As for Max Reger, unfortunately, his music has not been programmed in concert halls as often as other composers. In this case, perhaps one of the reasons is that his music is dense and intricate in polyphony, which requires the listener to pay close attention to understand the composition. Reger had a personality characterized by excesses, both personally and musically, and one can sense it in the density, mass, and exaggeration of his music. The difficulty for the audience to delimit a melody when immersed in the turbulence of polyphonic-harmonic textures of romantic-late expressionist style produces a feeling of sound mass, perhaps overwhelming, which can cause saturation and decreased attention.

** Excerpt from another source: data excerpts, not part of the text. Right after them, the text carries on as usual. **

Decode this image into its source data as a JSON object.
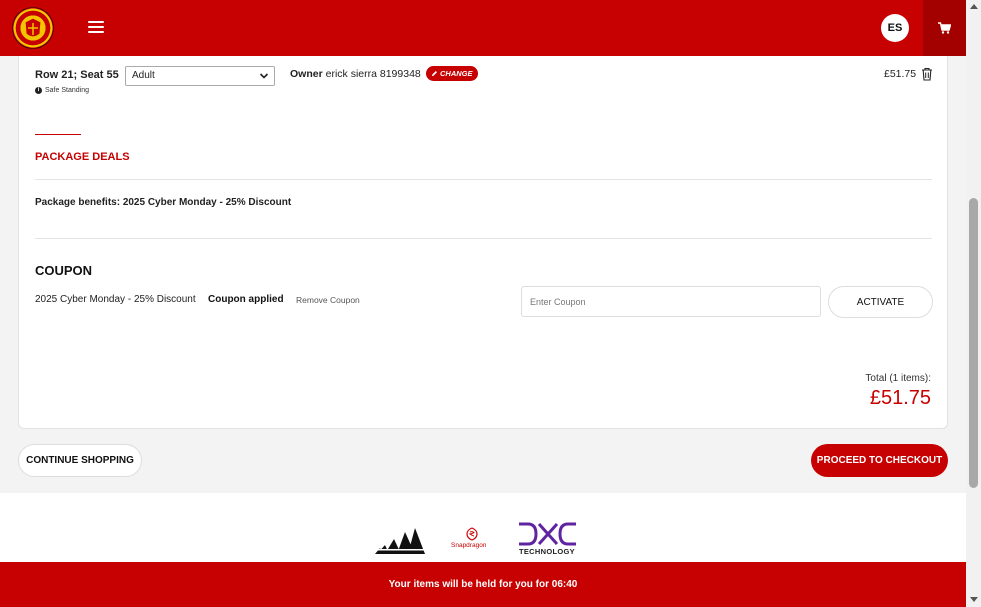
{
  "header": {
    "avatar_initials": "ES",
    "colors": {
      "primary": "#c70101",
      "cart_bg": "#a30000"
    }
  },
  "ticket": {
    "seat": "Row 21; Seat 55",
    "area": "Safe Standing",
    "ticket_type": "Adult",
    "owner_label": "Owner",
    "owner_value": "erick sierra 8199348",
    "change_label": "CHANGE",
    "price": "£51.75"
  },
  "package": {
    "title": "PACKAGE DEALS",
    "benefits": "Package benefits: 2025 Cyber Monday - 25% Discount"
  },
  "coupon": {
    "title": "COUPON",
    "name": "2025 Cyber Monday - 25% Discount",
    "status": "Coupon applied",
    "remove_label": "Remove Coupon",
    "input_placeholder": "Enter Coupon",
    "activate_label": "ACTIVATE"
  },
  "total": {
    "label": "Total (1 items):",
    "amount": "£51.75"
  },
  "actions": {
    "continue_label": "CONTINUE SHOPPING",
    "checkout_label": "PROCEED TO CHECKOUT"
  },
  "sponsors": {
    "snapdragon": "Snapdragon",
    "dxc_tagline": "TECHNOLOGY"
  },
  "hold_message": "Your items will be held for you for 06:40"
}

In the same way, it is quite a challenge for the performer to understand such sound texture to interpret it, which can make it difficult to empathize with his work and, consequently, to incorporate it into his repertoire. However, this music poses great quality and its inspiration makes it the successor to the line of thought and style of Brahms, as well as Bach, Handel, Mozart, Telemann, and Beethoven, with his constant gaze on the past. Reger, unlike Brahms, is already entering the twentieth century with the industrial revolution and the machines that will mark the passage of the upcoming decades culturally and socially. Our goal with the interpretation of the music of Reger in four hands is to transmit this transcendence, seriousness, and structure, always arm in arm with clarity, transparency, and colour.